The Russian-US relationship in Syria will remain a mixture of rivalry and cooperation. The most important decisions here have already been taken by Obama when he did not intervene militarily against Assad in August 2013 and when he accepted Russian intervention in September 2015. But the degree of cooperation with Russia will remain in dispute between different power centres in Washington. This was already the case, which is why the Syria ceasefire negotiated by the US and Russia in September this year almost immediately collapsed in rancour. Both sides were acutely mistrustful of the other: the US claimed that Russian and Syrian planes had deliberately bombed an aid convoy bound for east Aleppo. The Russians and Syrian government suspected that US airstrikes had deliberately targeted and killed 62 Syrian soldiers near Deir Ezzor in eastern Syria.
The present Russian-Turkish ceasefire suffers from some of the weaknesses of the two previous Russian-US ones in February and September: several of the major combatants have not signed up and are unlikely to do so because the ceasefire is directed against them.
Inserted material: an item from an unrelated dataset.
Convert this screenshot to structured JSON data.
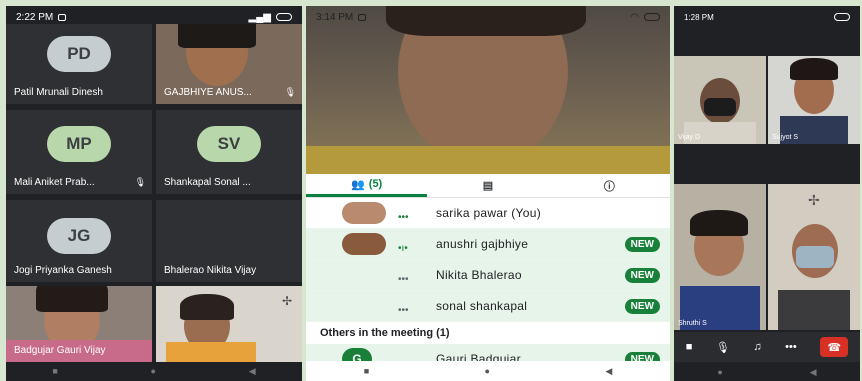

But all three of the ceasefires of 2016 have been serious, even when they failed, because they have involved major players in the conflict: Russia, US, Turkey and, at one remove, Iran.
The interwoven crises in Syria are of nightmarish complexity and not all the arrows point towards peace. Turkey is backing away from supporting a war to overthrow Assad, but it is also weighing up the prospects for fighting the Syrian Kurds and eliminating their de facto state. President Bashar al-Assad has signed up to the latest ceasefire, but he makes no secret of his determination to retake all of Syria. He is probably waiting for the ceasefire to collapse because of its deficiencies before resuming the offensive.
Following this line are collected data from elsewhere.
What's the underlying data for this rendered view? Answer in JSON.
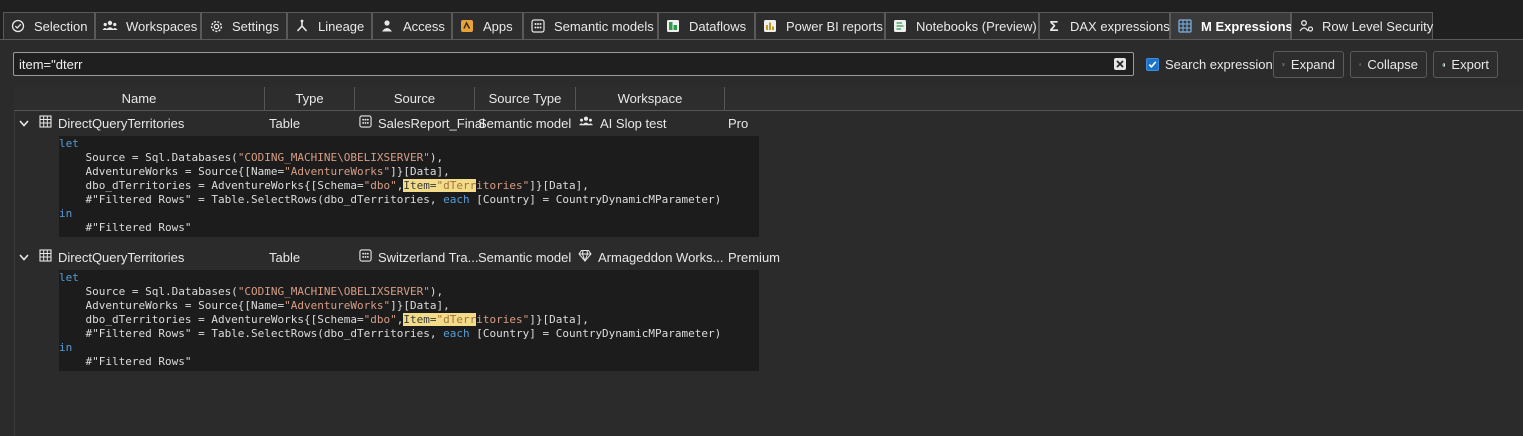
{
  "tabs": [
    {
      "label": "Selection",
      "icon": "check-circle-icon",
      "active": false
    },
    {
      "label": "Workspaces",
      "icon": "people-icon",
      "active": false
    },
    {
      "label": "Settings",
      "icon": "gear-icon",
      "active": false
    },
    {
      "label": "Lineage",
      "icon": "lineage-icon",
      "active": false
    },
    {
      "label": "Access",
      "icon": "person-icon",
      "active": false
    },
    {
      "label": "Apps",
      "icon": "apps-icon",
      "active": false
    },
    {
      "label": "Semantic models",
      "icon": "semantic-model-icon",
      "active": false
    },
    {
      "label": "Dataflows",
      "icon": "dataflow-icon",
      "active": false
    },
    {
      "label": "Power BI reports",
      "icon": "report-icon",
      "active": false
    },
    {
      "label": "Notebooks (Preview)",
      "icon": "notebook-icon",
      "active": false
    },
    {
      "label": "DAX expressions",
      "icon": "sigma-icon",
      "active": false
    },
    {
      "label": "M Expressions",
      "icon": "m-expression-icon",
      "active": true
    },
    {
      "label": "Row Level Security",
      "icon": "row-security-icon",
      "active": false
    }
  ],
  "toolbar": {
    "search_value": "item=\"dterr",
    "search_placeholder": "",
    "search_expressions_label": "Search expressions",
    "search_expressions_checked": true,
    "expand_label": "Expand",
    "collapse_label": "Collapse",
    "export_label": "Export"
  },
  "grid": {
    "columns": [
      "Name",
      "Type",
      "Source",
      "Source Type",
      "Workspace",
      ""
    ],
    "rows": [
      {
        "name": "DirectQueryTerritories",
        "type": "Table",
        "source": "SalesReport_Final",
        "source_type": "Semantic model",
        "workspace": "AI Slop test",
        "workspace_icon": "people-icon",
        "capacity": "Pro",
        "expanded": true,
        "code": {
          "kw_let": "let",
          "line1": "    Source = Sql.Databases(",
          "line1_str": "\"CODING_MACHINE\\OBELIXSERVER\"",
          "line1_end": "),",
          "line2": "    AdventureWorks = Source{[Name=",
          "line2_str": "\"AdventureWorks\"",
          "line2_end": "]}[Data],",
          "line3": "    dbo_dTerritories = AdventureWorks{[Schema=",
          "line3_str": "\"dbo\"",
          "line3_sep": ",",
          "line3_hl_a": "Item=",
          "line3_hl_b": "\"dTerr",
          "line3_str_rest": "itories\"",
          "line3_end": "]}[Data],",
          "line4": "    #\"Filtered Rows\" = Table.SelectRows(dbo_dTerritories, ",
          "line4_kw": "each",
          "line4_end": " [Country] = CountryDynamicMParameter)",
          "kw_in": "in",
          "line6": "    #\"Filtered Rows\""
        }
      },
      {
        "name": "DirectQueryTerritories",
        "type": "Table",
        "source": "Switzerland Tra...",
        "source_type": "Semantic model",
        "workspace": "Armageddon Works...",
        "workspace_icon": "diamond-icon",
        "capacity": "Premium",
        "expanded": true,
        "code": {
          "kw_let": "let",
          "line1": "    Source = Sql.Databases(",
          "line1_str": "\"CODING_MACHINE\\OBELIXSERVER\"",
          "line1_end": "),",
          "line2": "    AdventureWorks = Source{[Name=",
          "line2_str": "\"AdventureWorks\"",
          "line2_end": "]}[Data],",
          "line3": "    dbo_dTerritories = AdventureWorks{[Schema=",
          "line3_str": "\"dbo\"",
          "line3_sep": ",",
          "line3_hl_a": "Item=",
          "line3_hl_b": "\"dTerr",
          "line3_str_rest": "itories\"",
          "line3_end": "]}[Data],",
          "line4": "    #\"Filtered Rows\" = Table.SelectRows(dbo_dTerritories, ",
          "line4_kw": "each",
          "line4_end": " [Country] = CountryDynamicMParameter)",
          "kw_in": "in",
          "line6": "    #\"Filtered Rows\""
        }
      }
    ]
  },
  "colors": {
    "background": "#2b2b2b",
    "tabbar": "#202020",
    "accent": "#1a73c9",
    "highlight": "#f2dc89",
    "code_keyword": "#569cd6",
    "code_string": "#d69d85"
  }
}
Isis, which has been on the retreat in Syria and in Iraq, is by no means out of business. As east Aleppo was falling, its fighters recaptured Palmyra and advanced on an important Syrian airbase called T4. At the same time the Iraqi armed forces, so confident two months ago that they could retake Mosul quickly, are suffering heavy casualties in ferocious street fighting in the east of the city.
The Syrian and Iraqi wars are still full of nasty surprises for all participants, as the Trump presidency may soon find out for itself. Every crisis in the region is linked to every other. One of the biggest potential crises hanging over the Middle East is not Trump’s attitude to Russia, but to Iran. The role of Russia in Syria tends to be over-publicised and that of Iran, and its loose Shia coalition, tends to be under-reported. Up to the Russian military intervention in September 2015, it was the alliance with Iran that was most important to Assad. Iran certainly has not fought a long war in Syria, or in Iraq for that matter, to see the country impotent on the regional stage and divided up into zones of influence. Peace talks are to start soon in Astana, the capital of Kazakhstan, though the pro-Assad powers are not looking for power-sharing or compromise but a virtual surrender by the other side.
One does not have to spend long in Washington these days to find that, while there are many important people who detest Assad and Vladimir Putin, this feeling is far exceeded by the hatred they feel for the victors of the US presidential election. These divisions are bound to further envenom and shape policy decisions towards the crises and wars exploding in the Middle East.